Re: GNOME Online Accounts 3.34 won't have documents support



On Wed, Jan 23, 2019 at 05:39:44PM +0100, Bastien Nocera wrote:
As Emmanuele mentioned, the problem isn't so much that services will
disappear from under the applications (but it's a problem nonetheless),
it's that there was no communication explaining that applications
shouldn't have relied on GNOME Online Accounts in the first place, as
the functionality could disappear for reasons not caused by those
services, or applications.


You are talking as if the application maintainer and the GNOME Online
Account maintainer are two disjoint entities. As if an active
community of contributors have been jeopardized by the arbitrary will
of the mythical GOA maintainer.

That's false.


[rishi@kolache gnome-documents]$ git shortlog -ns | head
  1036 Cosimo Cecchi
   357 Debarshi Ray
    78 Alessandro Bono
    76 Daniel Mustieles
    68 Piotr Drag
    59 Bastien Nocera
    52 Kjartan Maraas
    39 Marek Cernocky
    36 Matej Urbancic
    36 William Jon McCann

Since everybody is concerned about the Online Accounts integration,
let's look at gnome-online-miners.git. That's where the said
integration lives.

[rishi@kolache gnome-online-miners]$ git shortlog -ns | head
   101 Debarshi Ray
     6 Pranav Kant

And I am just not going to bother digging up review statistics from
Bugzilla. ;)

I was also the only maintainer at least pretending to keep up with the
GNOME schedule.


There wasn't any active community.

We regularly released with glaring bugs that some of our downstreams
would consider blockers.  Fedora releases would have blocked, had
those bugs been known. They weren't known because very few people, if
any, ever used the application, so nobody ever reported them.

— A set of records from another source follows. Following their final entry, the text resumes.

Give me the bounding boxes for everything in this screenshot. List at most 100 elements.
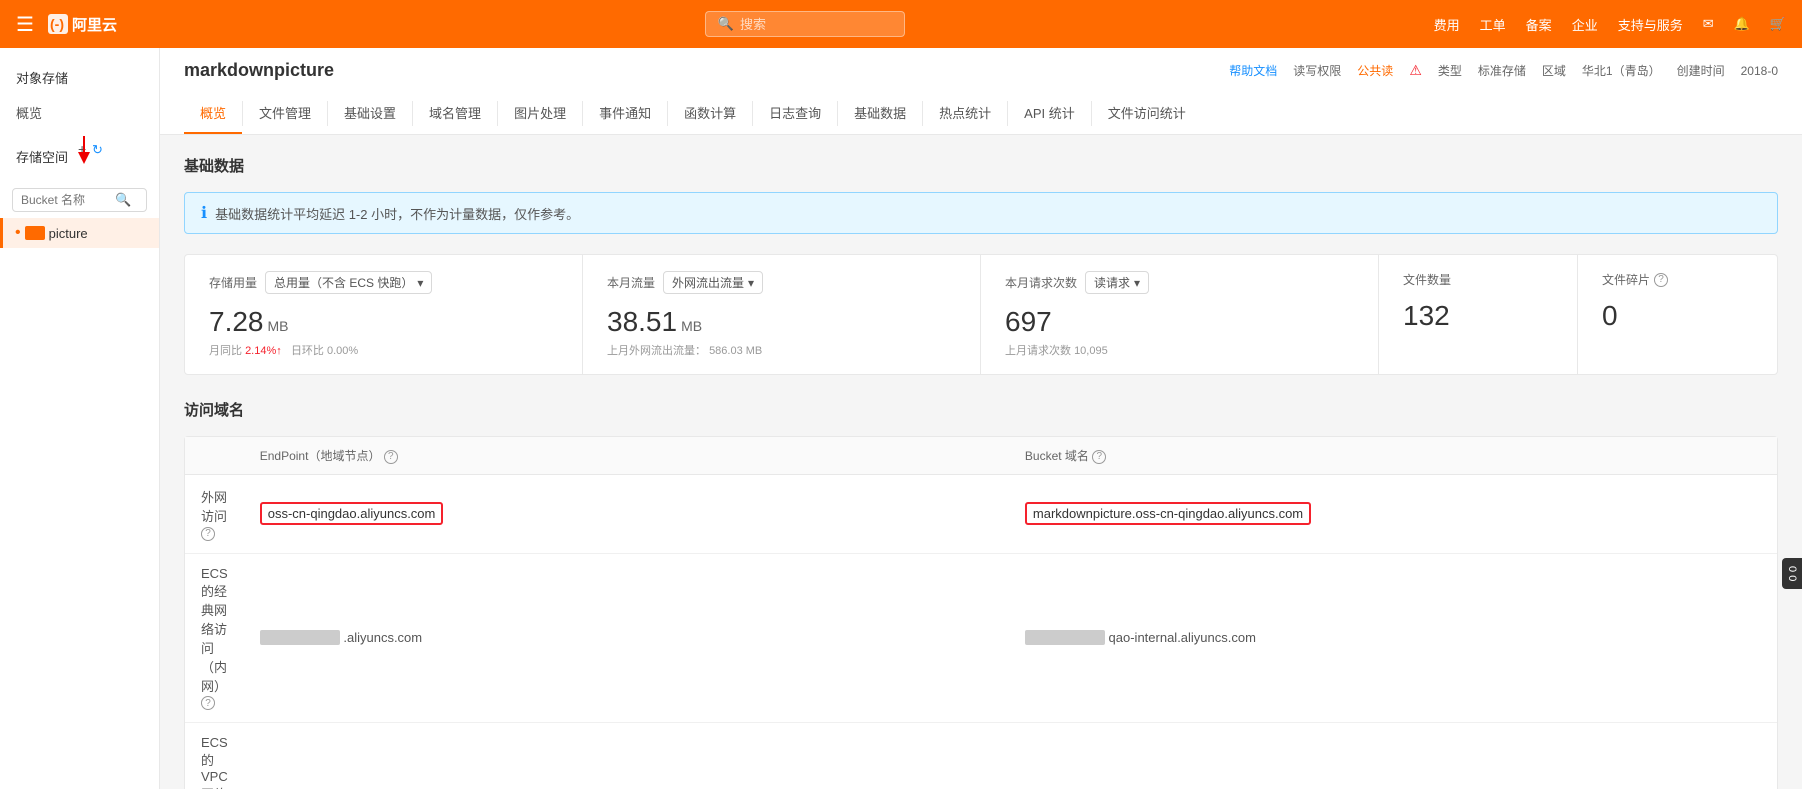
logo: (-) 阿里云 [46,10,136,38]
chevron-down-icon-3: ▾ [1134,276,1140,290]
tab-domain[interactable]: 域名管理 [413,93,497,134]
sidebar: 对象存储 概览 存储空间 + ↻ [0,48,160,789]
stat-requests: 本月请求次数 读请求 ▾ 697 上月请求次数 10,095 [981,255,1379,374]
meta-public-tag[interactable]: 公共读 [1357,62,1393,79]
meta-createtime-label: 创建时间 [1677,62,1725,79]
tab-function[interactable]: 函数计算 [668,93,752,134]
sidebar-search[interactable]: 🔍 [12,188,147,212]
layout: 对象存储 概览 存储空间 + ↻ [0,48,1802,789]
bucket-name-blur: mk [25,226,45,240]
stat-requests-value: 697 [1005,306,1354,338]
bucket-name-suffix: picture [49,226,88,241]
stat-requests-header: 本月请求次数 读请求 ▾ [1005,271,1354,294]
page-header: markdownpicture 帮助文档 读写权限 公共读 ⚠ 类型 标准存储 … [160,48,1802,135]
bucket-external-value: markdownpicture.oss-cn-qingdao.aliyuncs.… [1025,502,1311,525]
nav-links: 费用 工单 备案 企业 支持与服务 ✉ 🔔 🛒 [1434,15,1786,34]
bucket-search-icon[interactable]: 🔍 [115,192,131,208]
help-link[interactable]: 帮助文档 [1229,62,1277,79]
bucket-ecs-classic-suffix: qao-internal.aliyuncs.com [1109,630,1256,645]
bucket-active-dot: • [15,224,21,242]
svg-text:阿里云: 阿里云 [72,17,117,34]
nav-support[interactable]: 支持与服务 [1618,15,1683,34]
domain-bucket-ecs-classic: ····· qao-internal.aliyuncs.com [1009,553,1777,723]
tab-api-stats[interactable]: API 统计 [1008,93,1091,134]
stat-filecount-label: 文件数量 [1403,271,1553,288]
chevron-down-icon: ▾ [417,276,423,290]
svg-text:(-): (-) [50,16,64,32]
hamburger-icon[interactable]: ☰ [16,12,34,37]
stat-storage-label: 存储用量 [209,274,257,291]
stat-fragments: 文件碎片 ? 0 [1578,255,1777,374]
notice-text: 基础数据统计平均延迟 1-2 小时，不作为计量数据，仅作参考。 [215,204,579,223]
domain-col-endpoint-header: EndPoint（地域节点） ? [244,437,1009,475]
fragments-help-icon[interactable]: ? [1654,273,1668,287]
sidebar-storage-space-label: 存储空间 + ↻ [0,130,159,182]
tab-basic-settings[interactable]: 基础设置 [328,93,412,134]
basic-data-section-title: 基础数据 [184,155,1778,176]
domain-col-label-header [185,437,244,475]
tab-basic-data[interactable]: 基础数据 [838,93,922,134]
bucket-help-icon[interactable]: ? [1092,450,1106,464]
nav-enterprise[interactable]: 企业 [1572,15,1598,34]
sidebar-item-overview[interactable]: 概览 [0,95,159,130]
search-input[interactable] [740,17,880,32]
stat-traffic-label: 本月流量 [607,274,655,291]
stat-filecount: 文件数量 132 [1379,255,1578,374]
nav-cost[interactable]: 费用 [1434,15,1460,34]
stat-storage-value: 7.28MB [209,306,558,338]
nav-icp[interactable]: 备案 [1526,15,1552,34]
tab-overview[interactable]: 概览 [184,93,242,134]
svg-text:↻: ↻ [92,142,103,157]
message-icon[interactable]: ✉ [1703,16,1714,32]
chevron-down-icon-2: ▾ [748,276,754,290]
page-title: markdownpicture [184,60,334,81]
tab-file-management[interactable]: 文件管理 [243,93,327,134]
warning-icon-meta: ⚠ [1409,62,1422,79]
stat-traffic-header: 本月流量 外网流出流量 ▾ [607,271,956,294]
external-help-icon[interactable]: ? [201,527,215,541]
domain-table: EndPoint（地域节点） ? Bucket 域名 ? [185,437,1777,789]
domain-bucket-external: markdownpicture.oss-cn-qingdao.aliyuncs.… [1009,475,1777,554]
endpoint-ecs-classic-suffix: .aliyuncs.com [343,630,422,645]
bucket-search-input[interactable] [21,193,111,207]
meta-readwrite-label: 读写权限 [1293,62,1341,79]
content: 基础数据 ℹ 基础数据统计平均延迟 1-2 小时，不作为计量数据，仅作参考。 存… [160,135,1802,789]
domain-section: EndPoint（地域节点） ? Bucket 域名 ? [184,436,1778,789]
page-meta: 帮助文档 读写权限 公共读 ⚠ 类型 标准存储 区域 华北1（青岛） 创建时间 … [1229,62,1778,79]
aliyun-logo: (-) 阿里云 [46,10,136,38]
ecs-classic-help-icon[interactable]: ? [201,696,215,710]
stat-storage-selector[interactable]: 总用量（不含 ECS 快跑） ▾ [265,271,432,294]
stat-storage: 存储用量 总用量（不含 ECS 快跑） ▾ 7.28MB 月同比 2.14%↑ [185,255,583,374]
endpoint-help-icon[interactable]: ? [384,450,398,464]
tab-image[interactable]: 图片处理 [498,93,582,134]
tab-hotspot[interactable]: 热点统计 [923,93,1007,134]
domain-label-ecs-vpc: ECS 的 VPC 网络访问（内网） ? [185,723,244,789]
meta-createtime-value: 2018-0 [1741,64,1778,78]
bell-icon[interactable]: 🔔 [1734,16,1750,32]
stat-traffic: 本月流量 外网流出流量 ▾ 38.51MB 上月外网流出流量： 586.03 M… [583,255,981,374]
stat-requests-selector[interactable]: 读请求 ▾ [1085,271,1149,294]
stat-fragments-label: 文件碎片 ? [1602,271,1753,288]
domain-row-ecs-vpc: ECS 的 VPC 网络访问（内网） ? oss-cn-qi ···· uncs… [185,723,1777,789]
domain-label-external: 外网访问 ? [185,475,244,554]
cart-icon[interactable]: 🛒 [1770,16,1786,32]
endpoint-external-value: oss-cn-qingdao.aliyuncs.com [260,502,444,525]
notice-bar: ℹ 基础数据统计平均延迟 1-2 小时，不作为计量数据，仅作参考。 [184,192,1778,234]
bucket-item-markdownpicture[interactable]: • mk picture [0,218,159,248]
stat-traffic-value: 38.51MB [607,306,956,338]
tab-log[interactable]: 日志查询 [753,93,837,134]
endpoint-ecs-classic-blur: ····· [260,630,340,645]
search-box[interactable]: 🔍 [705,11,905,37]
tab-event[interactable]: 事件通知 [583,93,667,134]
domain-label-ecs-classic: ECS 的经典网络访问（内网） ? [185,553,244,723]
access-domain-title: 访问域名 [184,399,1778,420]
nav-ticket[interactable]: 工单 [1480,15,1506,34]
meta-standard-value: 标准存储 [1478,62,1526,79]
stat-fragments-value: 0 [1602,300,1753,332]
top-nav: ☰ (-) 阿里云 🔍 费用 工单 备案 企业 支持与服务 ✉ 🔔 🛒 [0,0,1802,48]
stat-requests-sub: 上月请求次数 10,095 [1005,342,1354,358]
meta-region-value: 华北1（青岛） [1582,62,1661,79]
tab-file-access-stats[interactable]: 文件访问统计 [1092,93,1202,134]
stat-traffic-selector[interactable]: 外网流出流量 ▾ [663,271,763,294]
domain-bucket-ecs-vpc: ····· [1009,723,1777,789]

RHEL 7.x releases actually did block on those bugs. That's how those
eventually got noticed, fixed and backported.

Boy, did I spend hours diligently backporting all those fixes,
spinning tarballs, doing downstream builds. Sometimes the backports
went across three or four stable branches - that's how glaring and old
some of the bugs were. Not a soul cared.

These bugs were regressions introduced by the occasional patch that
would get merged, or by changes in our JavaScript stack, or something
else. The upshot being that the reviewers themselves weren't using the
application much, or didn't have enough time to diligently review the
patches; nor did it have any users in the wider GNOME community and
beyond.

It was also clear that the GNOME designers weren't that excited about
GNOME Documents any more.


Yes, I could have started by listing all the reasons behind why
Documents is considered a dead-end. I didn't do that, so I am very
sorry about that.

However, I did give a brief background in my very next email to this
thread. Cosimo, Michael, Jakub and Allan were all part of the
discussions about it's future.

But then, I haven't yet found anybody honestly asking why we gave up
on it. Instead people went ahead and drew whatever conclusions they
wanted to draw. I find that odd.

It's not like this is the first time we have dropped things from GNOME
Online Accounts. Back in 2017 [1] we had dropped Telepathy. I had
written a wall of text explaining that decision. Guess how many
replies that thread got.  Surely, Telepathy has had a lot more users
in its time than Documents.

So, I do find it strange that people are suddenly coming out of the
woodwork passionately fighting for the survival of GNOME Documents.